To complete Phase 2, soldiers achieve a minimum of 1/1 Listening and Speaking as measured by the two-skill Oral Proficiency Interview.

Small Unit Tactics & SERE: Phase III (13 weeks)

Small Unit Tactics is the third phase in the qualification course. The 13-week program provides soldiers in the SFQC the apprentice-level tactical combat skills required to successfully operate on an SFOD-A.

Students master these tactical skills: advanced marksmanship; small-unit tactics; SF common tasks; urban operations; mission analysis; advanced special operations level 1; sensitive-site exploitation; military-decision-making process.

At the end of Phase 3, soldiers enroll in SERE Level C for training in support of the Code of Conduct. Training includes survival field craft skills, techniques of evasion, resistance to exploitation, and resolution skills in all types of environments. Students participate in a survival and evasion field-training exercise and in a resistance-training laboratory. The course spans three weeks with three phases of instruction. The first phase lasts approximately ten days of academic instruction on the Code of Conduct and SERE techniques incorporating classroom training and hands-on field craft.

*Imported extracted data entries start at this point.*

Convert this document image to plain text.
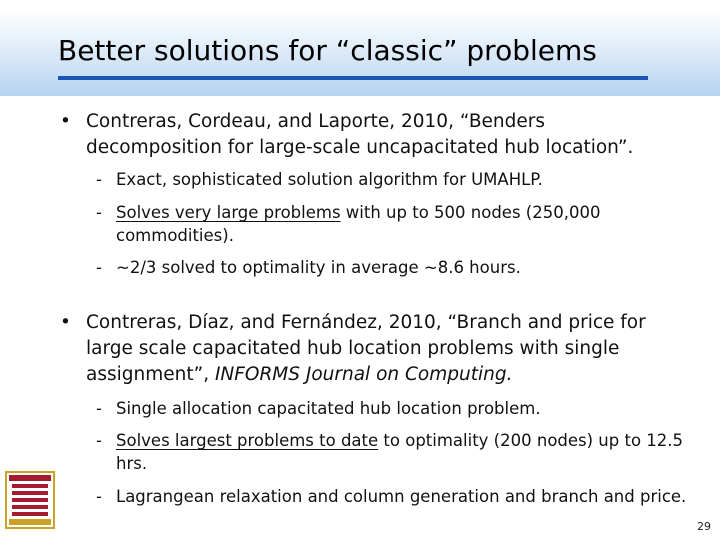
Better solutions for “classic” problems
• Contreras, Cordeau, and Laporte, 2010, “Benders decomposition for large-scale uncapacitated hub location”.
- Exact, sophisticated solution algorithm for UMAHLP.
- Solves very large problems with up to 500 nodes (250,000 commodities).
- ~2/3 solved to optimality in average ~8.6 hours.
• Contreras, Díaz, and Fernández, 2010, “Branch and price for large scale capacitated hub location problems with single assignment”, INFORMS Journal on Computing.
- Single allocation capacitated hub location problem.
- Solves largest problems to date to optimality (200 nodes) up to 12.5 hrs.
- Lagrangean relaxation and column generation and branch and price.
29
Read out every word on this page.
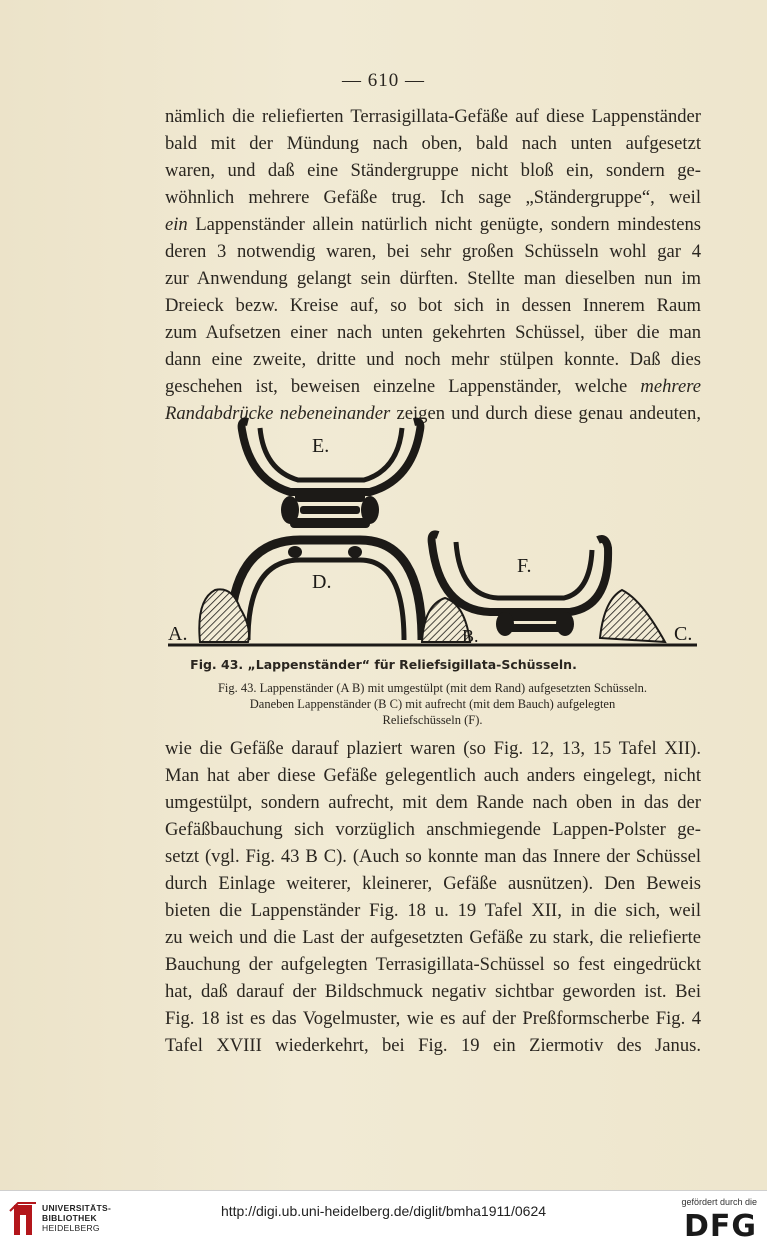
— 610 —
nämlich die reliefierten Terrasigillata-Gefäße auf diese Lappenständer
bald mit der Mündung nach oben, bald nach unten aufgesetzt
waren, und daß eine Ständergruppe nicht bloß ein, sondern ge-
wöhnlich mehrere Gefäße trug. Ich sage „Ständergruppe“, weil
ein Lappenständer allein natürlich nicht genügte, sondern mindestens
deren 3 notwendig waren, bei sehr großen Schüsseln wohl gar 4
zur Anwendung gelangt sein dürften. Stellte man dieselben nun im
Dreieck bezw. Kreise auf, so bot sich in dessen Innerem Raum
zum Aufsetzen einer nach unten gekehrten Schüssel, über die man
dann eine zweite, dritte und noch mehr stülpen konnte. Daß dies
geschehen ist, beweisen einzelne Lappenständer, welche mehrere
Randabdrücke nebeneinander zeigen und durch diese genau andeuten,
E.
D.
F.
A.	B.	C.
Fig. 43. „Lappenständer“ für Reliefsigillata-Schüsseln.
Fig. 43. Lappenständer (A B) mit umgestülpt (mit dem Rand) aufgesetzten Schüsseln.
Daneben Lappenständer (B C) mit aufrecht (mit dem Bauch) aufgelegten
Reliefschüsseln (F).
wie die Gefäße darauf plaziert waren (so Fig. 12, 13, 15 Tafel XII).
Man hat aber diese Gefäße gelegentlich auch anders eingelegt, nicht
umgestülpt, sondern aufrecht, mit dem Rande nach oben in das der
Gefäßbauchung sich vorzüglich anschmiegende Lappen-Polster ge-
setzt (vgl. Fig. 43 B C). (Auch so konnte man das Innere der Schüssel
durch Einlage weiterer, kleinerer, Gefäße ausnützen). Den Beweis
bieten die Lappenständer Fig. 18 u. 19 Tafel XII, in die sich, weil
zu weich und die Last der aufgesetzten Gefäße zu stark, die reliefierte
Bauchung der aufgelegten Terrasigillata-Schüssel so fest eingedrückt
hat, daß darauf der Bildschmuck negativ sichtbar geworden ist. Bei
Fig. 18 ist es das Vogelmuster, wie es auf der Preßformscherbe Fig. 4
Tafel XVIII wiederkehrt, bei Fig. 19 ein Ziermotiv des Janus.
UNIVERSITÄTS-
BIBLIOTHEK
HEIDELBERG
http://digi.ub.uni-heidelberg.de/diglit/bmha1911/0624
gefördert durch die
DFG
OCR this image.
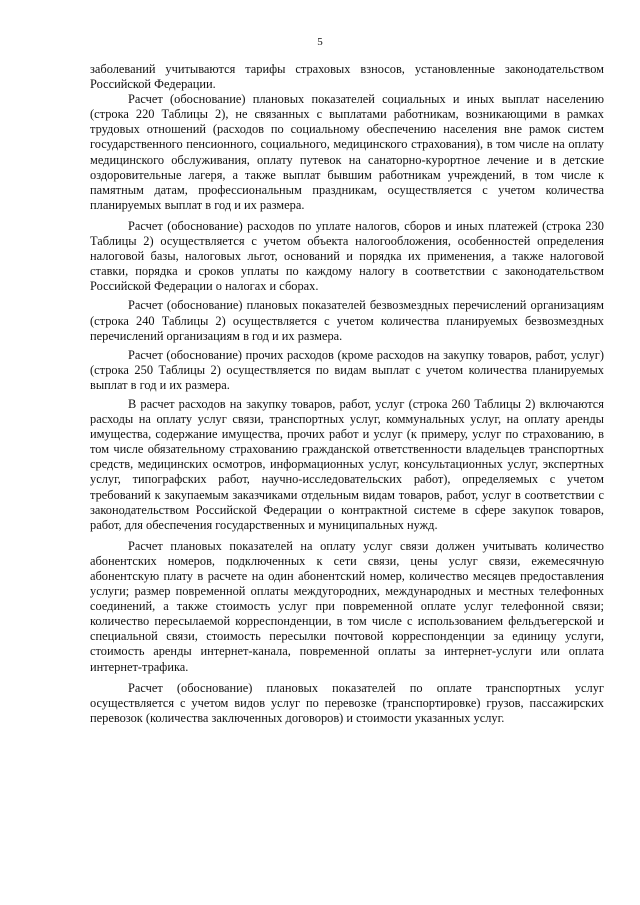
5

заболеваний учитываются тарифы страховых взносов, установленные законодательством Российской Федерации.

Расчет (обоснование) плановых показателей социальных и иных выплат населению (строка 220 Таблицы 2), не связанных с выплатами работникам, возникающими в рамках трудовых отношений (расходов по социальному обеспечению населения вне рамок систем государственного пенсионного, социального, медицинского страхования), в том числе на оплату медицинского обслуживания, оплату путевок на санаторно-курортное лечение и в детские оздоровительные лагеря, а также выплат бывшим работникам учреждений, в том числе к памятным датам, профессиональным праздникам, осуществляется с учетом количества планируемых выплат в год и их размера.

Расчет (обоснование) расходов по уплате налогов, сборов и иных платежей (строка 230 Таблицы 2) осуществляется с учетом объекта налогообложения, особенностей определения налоговой базы, налоговых льгот, оснований и порядка их применения, а также налоговой ставки, порядка и сроков уплаты по каждому налогу в соответствии с законодательством Российской Федерации о налогах и сборах.

Расчет (обоснование) плановых показателей безвозмездных перечислений организациям (строка 240 Таблицы 2) осуществляется с учетом количества планируемых безвозмездных перечислений организациям в год и их размера.

Расчет (обоснование) прочих расходов (кроме расходов на закупку товаров, работ, услуг) (строка 250 Таблицы 2) осуществляется по видам выплат с учетом количества планируемых выплат в год и их размера.

В расчет расходов на закупку товаров, работ, услуг (строка 260 Таблицы 2) включаются расходы на оплату услуг связи, транспортных услуг, коммунальных услуг, на оплату аренды имущества, содержание имущества, прочих работ и услуг (к примеру, услуг по страхованию, в том числе обязательному страхованию гражданской ответственности владельцев транспортных средств, медицинских осмотров, информационных услуг, консультационных услуг, экспертных услуг, типографских работ, научно-исследовательских работ), определяемых с учетом требований к закупаемым заказчиками отдельным видам товаров, работ, услуг в соответствии с законодательством Российской Федерации о контрактной системе в сфере закупок товаров, работ, для обеспечения государственных и муниципальных нужд.

Расчет плановых показателей на оплату услуг связи должен учитывать количество абонентских номеров, подключенных к сети связи, цены услуг связи, ежемесячную абонентскую плату в расчете на один абонентский номер, количество месяцев предоставления услуги; размер повременной оплаты междугородних, международных и местных телефонных соединений, а также стоимость услуг при повременной оплате услуг телефонной связи; количество пересылаемой корреспонденции, в том числе с использованием фельдъегерской и специальной связи, стоимость пересылки почтовой корреспонденции за единицу услуги, стоимость аренды интернет-канала, повременной оплаты за интернет-услуги или оплата интернет-трафика.

Расчет (обоснование) плановых показателей по оплате транспортных услуг осуществляется с учетом видов услуг по перевозке (транспортировке) грузов, пассажирских перевозок (количества заключенных договоров) и стоимости указанных услуг.
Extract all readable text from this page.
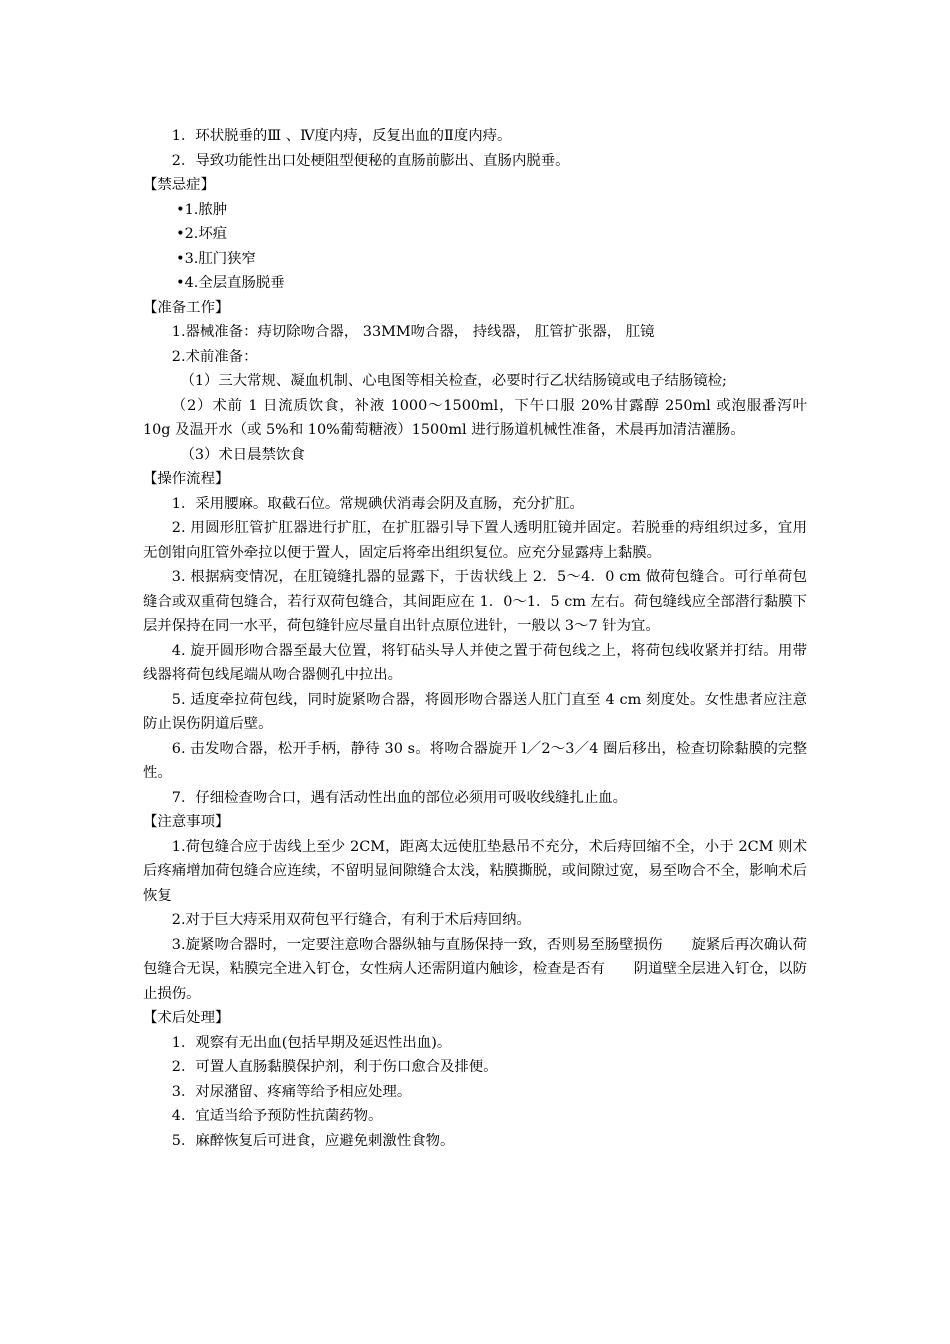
1．环状脱垂的Ⅲ 、Ⅳ度内痔，反复出血的Ⅱ度内痔。

2．导致功能性出口处梗阻型便秘的直肠前膨出、直肠内脱垂。

【禁忌症】

•1.脓肿

•2.坏疽

•3.肛门狭窄

•4.全层直肠脱垂

【准备工作】

1.器械准备：痔切除吻合器， 33MM吻合器， 持线器， 肛管扩张器， 肛镜

2.术前准备：

（1）三大常规、凝血机制、心电图等相关检查，必要时行乙状结肠镜或电子结肠镜检;

（2）术前 1 日流质饮食，补液 1000～1500ml，下午口服 20%甘露醇 250ml 或泡服番泻叶 10g 及温开水（或 5%和 10%葡萄糖液）1500ml 进行肠道机械性准备，术晨再加清洁灌肠。

（3）术日晨禁饮食

【操作流程】

1．采用腰麻。取截石位。常规碘伏消毒会阴及直肠，充分扩肛。

2. 用圆形肛管扩肛器进行扩肛，在扩肛器引导下置人透明肛镜并固定。若脱垂的痔组织过多，宜用无创钳向肛管外牵拉以便于置人，固定后将牵出组织复位。应充分显露痔上黏膜。

3. 根据病变情况，在肛镜缝扎器的显露下，于齿状线上 2．5～4．0 cm 做荷包缝合。可行单荷包缝合或双重荷包缝合，若行双荷包缝合，其间距应在 1．0～1．5 cm 左右。荷包缝线应全部潜行黏膜下层并保持在同一水平，荷包缝针应尽量自出针点原位进针，一般以 3～7 针为宜。

4. 旋开圆形吻合器至最大位置，将钉砧头导人并使之置于荷包线之上，将荷包线收紧并打结。用带线器将荷包线尾端从吻合器侧孔中拉出。

5. 适度牵拉荷包线，同时旋紧吻合器，将圆形吻合器送人肛门直至 4 cm 刻度处。女性患者应注意防止误伤阴道后壁。

6. 击发吻合器，松开手柄，静待 30 s。将吻合器旋开 l／2～3／4 圈后移出，检查切除黏膜的完整性。

7．仔细检查吻合口，遇有活动性出血的部位必须用可吸收线缝扎止血。

【注意事项】

1.荷包缝合应于齿线上至少 2CM，距离太远使肛垫悬吊不充分，术后痔回缩不全，小于 2CM 则术后疼痛增加荷包缝合应连续，不留明显间隙缝合太浅，粘膜撕脱，或间隙过宽，易至吻合不全，影响术后恢复

2.对于巨大痔采用双荷包平行缝合，有利于术后痔回纳。

3.旋紧吻合器时，一定要注意吻合器纵轴与直肠保持一致，否则易至肠壁损伤　　旋紧后再次确认荷包缝合无误，粘膜完全进入钉仓，女性病人还需阴道内触诊，检查是否有　　阴道壁全层进入钉仓，以防止损伤。

【术后处理】

1．观察有无出血(包括早期及延迟性出血)。

2．可置人直肠黏膜保护剂，利于伤口愈合及排便。

3．对尿潴留、疼痛等给予相应处理。

4．宜适当给予预防性抗菌药物。

5．麻醉恢复后可进食，应避免刺激性食物。
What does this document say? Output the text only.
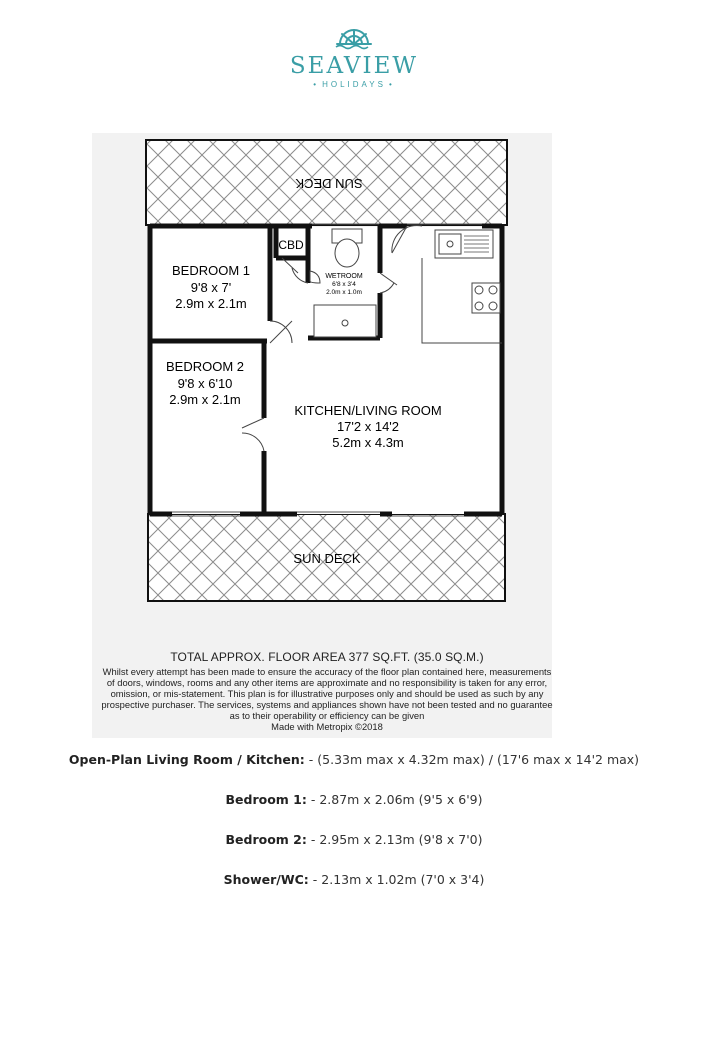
SEAVIEW
• HOLIDAYS •
SUN DECK
SUN DECK
CBD
BEDROOM 1
9'8 x 7'
2.9m x 2.1m
BEDROOM 2
9'8 x 6'10
2.9m x 2.1m
WETROOM
6'8 x 3'4
2.0m x 1.0m
KITCHEN/LIVING ROOM
17'2 x 14'2
5.2m x 4.3m
TOTAL APPROX. FLOOR AREA 377 SQ.FT. (35.0 SQ.M.)
Whilst every attempt has been made to ensure the accuracy of the floor plan contained here, measurements
of doors, windows, rooms and any other items are approximate and no responsibility is taken for any error,
omission, or mis-statement. This plan is for illustrative purposes only and should be used as such by any
prospective purchaser. The services, systems and appliances shown have not been tested and no guarantee
as to their operability or efficiency can be given
Made with Metropix ©2018
Open-Plan Living Room / Kitchen: - (5.33m max x 4.32m max) / (17'6 max x 14'2 max)
Bedroom 1: - 2.87m x 2.06m (9'5 x 6'9)
Bedroom 2: - 2.95m x 2.13m (9'8 x 7'0)
Shower/WC: - 2.13m x 1.02m (7'0 x 3'4)
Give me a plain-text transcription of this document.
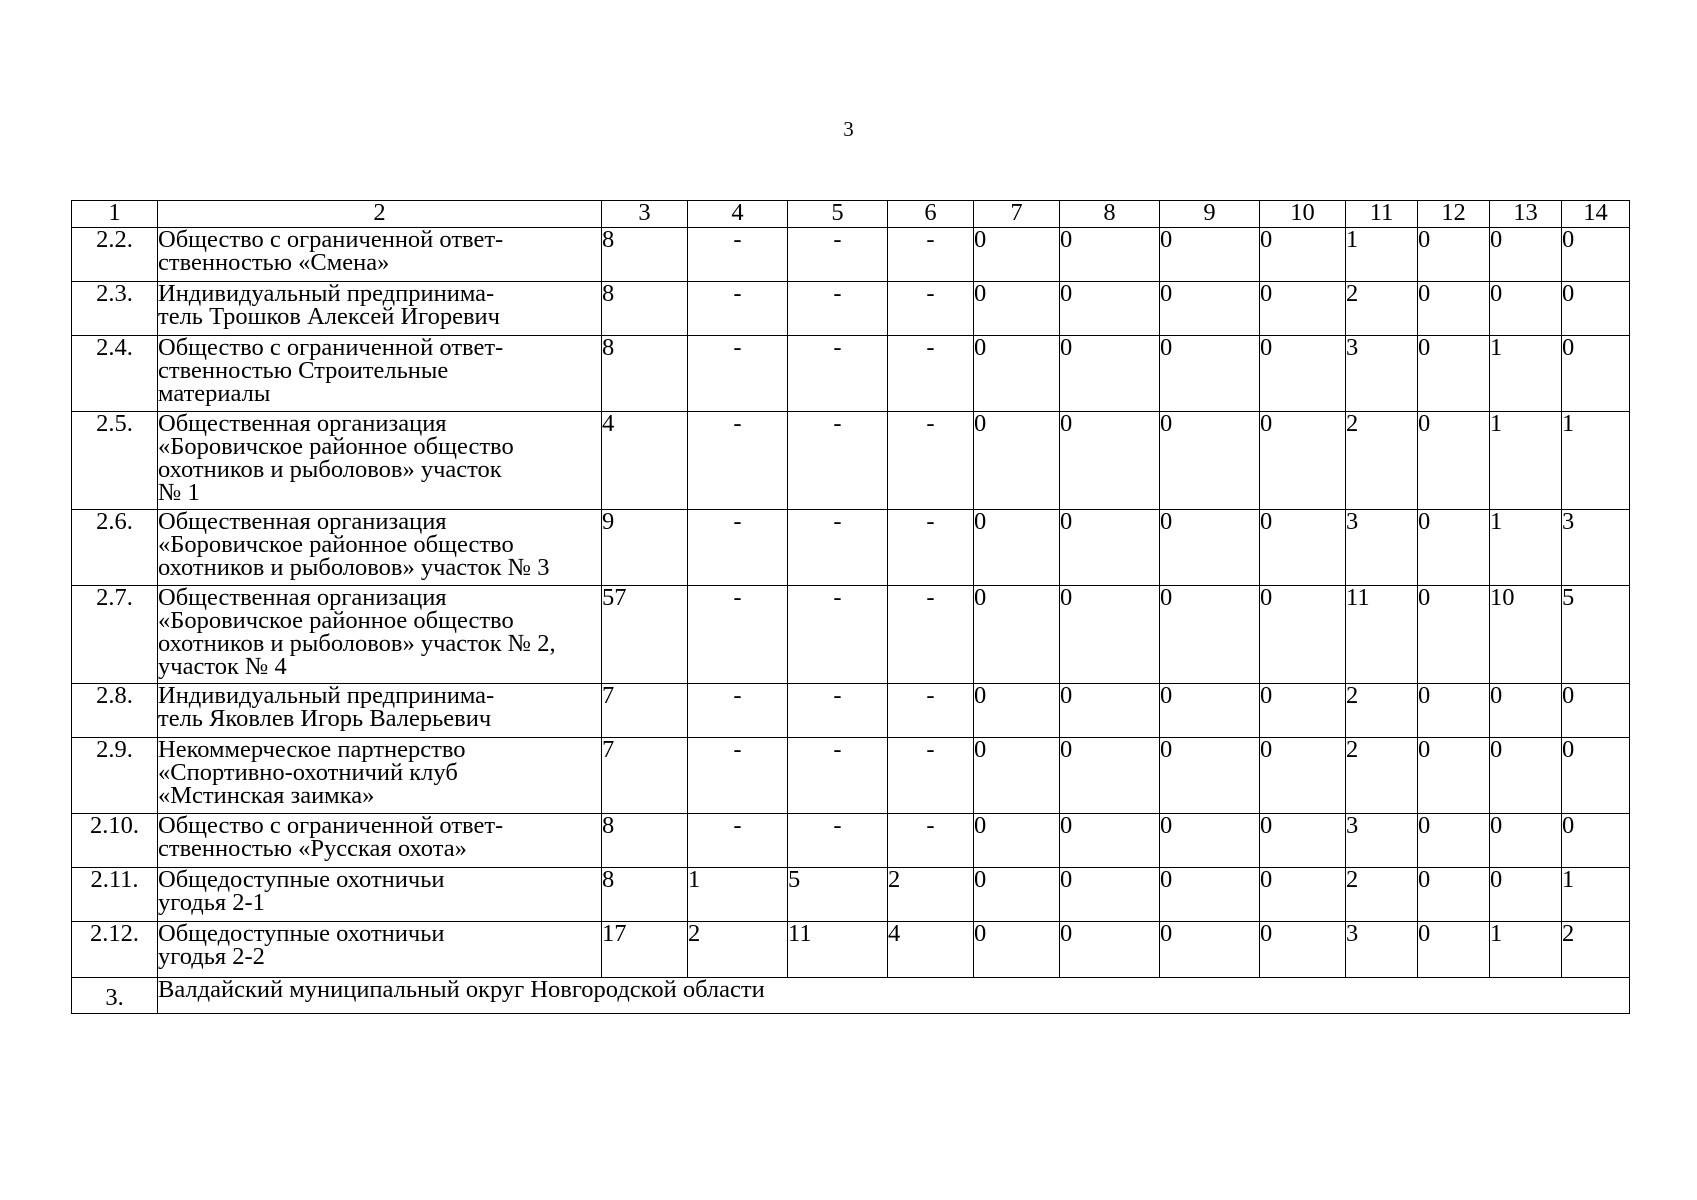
3
1	2	3	4	5	6	7	8	9	10	11	12	13	14
2.2.	Общество с ограниченной ответ-
ственностью «Смена»	8	-	-	-	0	0	0	0	1	0	0	0
2.3.	Индивидуальный предпринима-
тель Трошков Алексей Игоревич	8	-	-	-	0	0	0	0	2	0	0	0
2.4.	Общество с ограниченной ответ-
ственностью Строительные
материалы	8	-	-	-	0	0	0	0	3	0	1	0
2.5.	Общественная организация
«Боровичское районное общество
охотников и рыболовов» участок
№ 1	4	-	-	-	0	0	0	0	2	0	1	1
2.6.	Общественная организация
«Боровичское районное общество
охотников и рыболовов» участок № 3	9	-	-	-	0	0	0	0	3	0	1	3
2.7.	Общественная организация
«Боровичское районное общество
охотников и рыболовов» участок № 2,
участок № 4	57	-	-	-	0	0	0	0	11	0	10	5
2.8.	Индивидуальный предпринима-
тель Яковлев Игорь Валерьевич	7	-	-	-	0	0	0	0	2	0	0	0
2.9.	Некоммерческое партнерство
«Спортивно-охотничий клуб
«Мстинская заимка»	7	-	-	-	0	0	0	0	2	0	0	0
2.10.	Общество с ограниченной ответ-
ственностью «Русская охота»	8	-	-	-	0	0	0	0	3	0	0	0
2.11.	Общедоступные охотничьи
угодья 2-1	8	1	5	2	0	0	0	0	2	0	0	1
2.12.	Общедоступные охотничьи
угодья 2-2	17	2	11	4	0	0	0	0	3	0	1	2
3.	Валдайский муниципальный округ Новгородской области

The second phase is a five-day field training exercise for students to practice their survival and evasion skills by procuring food and water, constructing evasion fires and shelters, and evading tracker dogs and aggressor forces over long distances. The final phase takes place in the resistance-training laboratory (RTL) -- students are tested on their individual and collective abilities to resist interrogation and exploitation, and properly apply the six articles of the Code of Conduct in a realistic captivity scenario.

MOS Training Phase IV (14–50 weeks)

The purpose of this phase is to train selected soldiers in the critical MOS, skill level tasks, and competencies required to perform the duties of a member of an SF ODA. Candidates passed the SF Orientation Course, Language, SUT, and SERE before entering Phase IV training. Any variation from these prerequisites requires a waiver from the Commanding General, SWCS.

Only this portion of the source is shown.